O gerente comercial atesta que os problemas da Flaskô afugentam alguns potenciais clientes (“tem esse problema de confiabilidade”, diz), mas isso não impede o fechamento de novos negócios. Pontes, baiano de Vitória da Conquista, onde trabalhou em padaria, faz planos, ainda não totalmente claros, de voltar para sua terra. “Vamos ver como vai ser. De repente monto uma Flaskô lá”, afirma.
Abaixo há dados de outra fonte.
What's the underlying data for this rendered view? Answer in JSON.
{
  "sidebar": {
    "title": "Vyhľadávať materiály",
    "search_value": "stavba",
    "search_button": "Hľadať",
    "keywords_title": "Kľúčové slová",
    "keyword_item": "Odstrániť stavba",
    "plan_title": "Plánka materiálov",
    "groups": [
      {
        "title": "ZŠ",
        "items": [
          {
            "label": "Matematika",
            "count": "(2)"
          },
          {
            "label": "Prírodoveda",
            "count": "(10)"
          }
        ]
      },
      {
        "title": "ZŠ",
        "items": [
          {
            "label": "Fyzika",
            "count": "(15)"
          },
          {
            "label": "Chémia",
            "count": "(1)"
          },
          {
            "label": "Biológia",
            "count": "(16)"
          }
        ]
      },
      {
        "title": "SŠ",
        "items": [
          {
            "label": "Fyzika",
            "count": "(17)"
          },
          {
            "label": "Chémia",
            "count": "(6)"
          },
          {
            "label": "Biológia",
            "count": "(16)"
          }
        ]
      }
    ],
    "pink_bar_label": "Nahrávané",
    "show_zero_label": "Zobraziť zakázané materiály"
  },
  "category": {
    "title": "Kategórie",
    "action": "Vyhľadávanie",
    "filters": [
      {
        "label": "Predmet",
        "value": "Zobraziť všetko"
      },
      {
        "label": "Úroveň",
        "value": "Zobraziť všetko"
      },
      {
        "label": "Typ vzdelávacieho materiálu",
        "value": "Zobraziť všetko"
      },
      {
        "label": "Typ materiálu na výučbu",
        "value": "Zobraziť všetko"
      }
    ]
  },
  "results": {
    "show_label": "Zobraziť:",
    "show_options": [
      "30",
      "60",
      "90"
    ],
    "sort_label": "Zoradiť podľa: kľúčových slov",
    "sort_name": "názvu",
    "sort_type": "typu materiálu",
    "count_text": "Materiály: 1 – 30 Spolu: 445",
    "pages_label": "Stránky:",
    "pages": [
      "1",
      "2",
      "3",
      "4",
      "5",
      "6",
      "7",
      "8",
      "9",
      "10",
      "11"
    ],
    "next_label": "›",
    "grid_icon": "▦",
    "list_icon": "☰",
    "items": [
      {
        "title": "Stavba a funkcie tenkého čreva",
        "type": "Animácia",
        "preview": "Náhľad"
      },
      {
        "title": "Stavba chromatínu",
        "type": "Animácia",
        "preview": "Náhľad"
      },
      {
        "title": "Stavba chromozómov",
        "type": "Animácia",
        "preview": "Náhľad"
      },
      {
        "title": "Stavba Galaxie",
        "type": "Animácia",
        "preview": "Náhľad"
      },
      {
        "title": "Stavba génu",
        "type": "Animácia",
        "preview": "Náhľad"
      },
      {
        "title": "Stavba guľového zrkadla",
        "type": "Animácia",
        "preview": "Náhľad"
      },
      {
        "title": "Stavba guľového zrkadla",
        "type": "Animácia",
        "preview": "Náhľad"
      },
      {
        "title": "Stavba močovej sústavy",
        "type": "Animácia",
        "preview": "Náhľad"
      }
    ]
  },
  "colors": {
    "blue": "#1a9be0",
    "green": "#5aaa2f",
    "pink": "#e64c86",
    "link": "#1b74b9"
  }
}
Como a Flaskô é gerida pelos trabalhadores, as decisões têm que ser homologadas em assembleia. Uma comissão de fábrica também se reúne para deliberações cotidianas, em uma sala ornamentada por artigos como uma bandeira do Movimento dos Trabalhadores Rurais Sem Terra (MST), um calendário com a foto do presidente da Venezuela, Hugo Chávez – que talvez valha mais pela imagem, já que o calendário é de 2008 – e adesivos da Esquerda Marxista, corrente política do PT ao qual está ligado o braço brasileiro do Movimento das Fábricas Ocupadas.
À assembleia dos trabalhadores cabe a tarefa de escolher as alternativas de sobrevida da Flaskô. O governo federal já sugeriu que os trabalhadores criem uma cooperativa para tocar a fábrica, mas eles argumentam que, com isso, perderiam direitos trabalhistas que não foram honrados pelos antigos patrões. Preferem, em vez disso, a estatização, sob o argumento de que mais de 80% das dívidas da empresa, de estimados R$ 200 milhões, são com a União – com a estatização, o governo garantiria, portanto, o recebimento do que é dele.
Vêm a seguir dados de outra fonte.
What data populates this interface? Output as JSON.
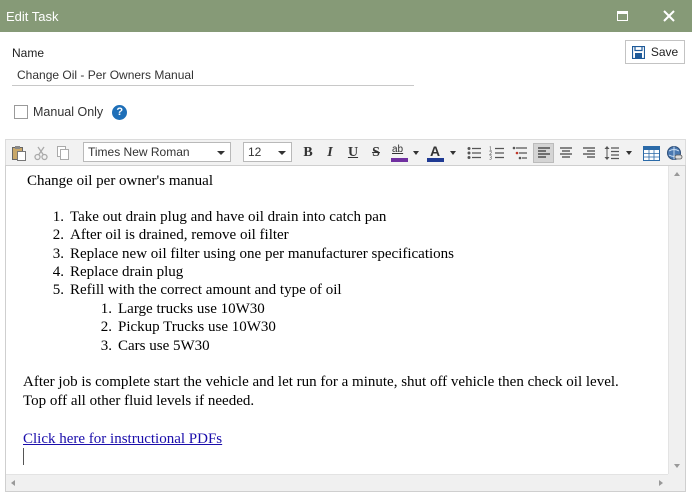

Foto: Theo Ribeiro / Fotoarena
Detalhe da decoração em uma das salas da Flaskô
“Para mim, estatizar significa dividir com toda a sociedade os prejuízos da má gestão dos antigos proprietários”. Com esta frase, publicada na coluna semanal “O Presidente Responde”, reproduzida por jornais de todo o País, Lula, em janeiro do ano passado, frustrou a esperança dos defensores da estatização. No texto, ele voltava a defender a proposta de criação de uma cooperativa.
Lula estava a par dos problemas dos funcionários de Cipla, Interfibra e Flaskô desde sua campanha presidencial de 2002. Assumiu a presidência, saiu dela, e, na Flaskô, o impasse segue. “Mas vamos ver. Agora tem uma mulher no poder, né?”, diz a operadora de máquinas Tânia Oliveira.